La higiene interdental no es un detalle menor: es la parte de la rutina que más se nota cuando aparecen encías inflamadas, placa pegada o mal aliento persistente. La duda de si el hilo dental se pasa antes o después del cepillado tiene una respuesta práctica, pero también varios matices que cambian según tus dientes, tus encías y la técnica que uses. Aquí te explico qué orden suele funcionar mejor, cómo hacerlo bien y cuándo conviene cambiar el hilo por otros limpiadores interdentales.
Lo esencial para decidir el orden de tu rutina
- Si tienes que elegir, yo suelo recomendar pasar el hilo antes del cepillado, porque ayuda a retirar restos y deja que la pasta fluorada llegue mejor entre los dientes.
- Aun así, hacerlo cada día importa más que el orden exacto; una rutina constante gana a una rutina “perfecta” que no se mantiene.
- Con hilo dental, la referencia práctica es usar unos 30-45 cm y dejar 2-4 cm tensos entre los dedos.
- El cepillado sigue siendo de 2 minutos, con pasta fluorada y sin enjuagarte enseguida si quieres aprovechar mejor el flúor.

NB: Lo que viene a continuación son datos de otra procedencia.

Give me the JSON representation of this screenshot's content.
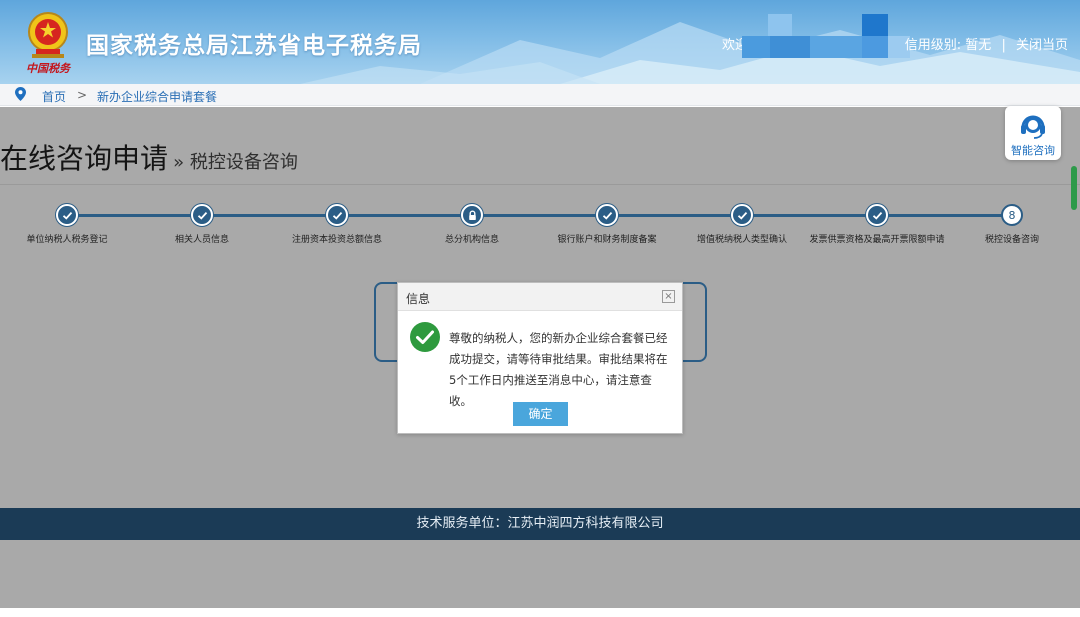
{
  "header": {
    "site_title": "国家税务总局江苏省电子税务局",
    "slogan": "中国税务",
    "welcome": "欢迎",
    "credit_label": "信用级别:",
    "credit_value": "暂无",
    "separator": "|",
    "close_page": "关闭当页"
  },
  "breadcrumb": {
    "home": "首页",
    "separator": ">",
    "current": "新办企业综合申请套餐"
  },
  "page": {
    "title": "在线咨询申请",
    "subtitle": "» 税控设备咨询"
  },
  "steps": [
    {
      "label": "单位纳税人税务登记",
      "state": "done"
    },
    {
      "label": "相关人员信息",
      "state": "done"
    },
    {
      "label": "注册资本投资总额信息",
      "state": "done"
    },
    {
      "label": "总分机构信息",
      "state": "locked"
    },
    {
      "label": "银行账户和财务制度备案",
      "state": "done"
    },
    {
      "label": "增值税纳税人类型确认",
      "state": "done"
    },
    {
      "label": "发票供票资格及最高开票限额申请",
      "state": "done"
    },
    {
      "label": "税控设备咨询",
      "state": "current",
      "number": "8"
    }
  ],
  "dialog": {
    "title": "信息",
    "close_glyph": "×",
    "message": "尊敬的纳税人，您的新办企业综合套餐已经成功提交，请等待审批结果。审批结果将在5个工作日内推送至消息中心，请注意查收。",
    "ok_label": "确定"
  },
  "smart_help": {
    "label": "智能咨询"
  },
  "footer": {
    "text": "技术服务单位：江苏中润四方科技有限公司"
  },
  "colors": {
    "header_blue": "#5fa6dc",
    "step_blue": "#2b5d86",
    "ok_button": "#4aa6dc",
    "success_green": "#2e9a3e",
    "footer_navy": "#1b3b56",
    "overlay_gray": "#a9a9a9"
  },
  "icons": {
    "emblem": "national-emblem-icon",
    "location": "location-pin-icon",
    "check": "check-icon",
    "lock": "lock-icon",
    "success": "success-check-icon",
    "close": "close-icon",
    "headset": "headset-icon"
  }
}
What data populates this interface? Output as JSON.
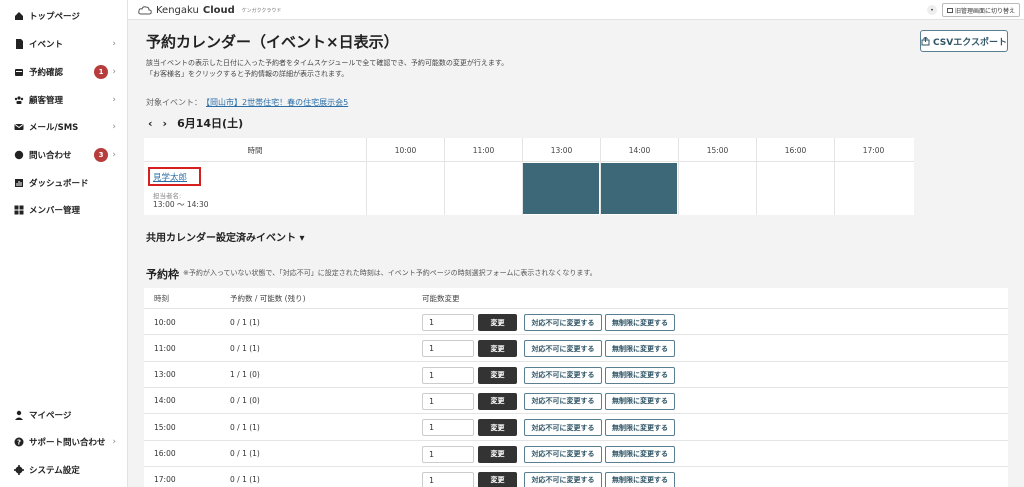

- Si hay espacios amplios, ortodoncia, implantes o puentes, los cepillos interdentales pueden funcionar mejor que el hilo en varias zonas.
- Si las encías sangran de forma persistente, no lo normalices: suele indicar inflamación y conviene revisar la técnica o pedir cita.
La respuesta corta que sí te sirve
La duda de si el hilo dental se pasa antes o después del cepillado tiene una respuesta menos rígida de lo que parece: las dos opciones son válidas si limpias bien, pero en una rutina bien planteada yo me inclino por el hilo antes. La razón es simple: despejas los espacios entre los dientes y después el cepillado termina de arrastrar lo que haya quedado suelto, además de dejar la pasta fluorada actuando mejor sobre toda la superficie dental.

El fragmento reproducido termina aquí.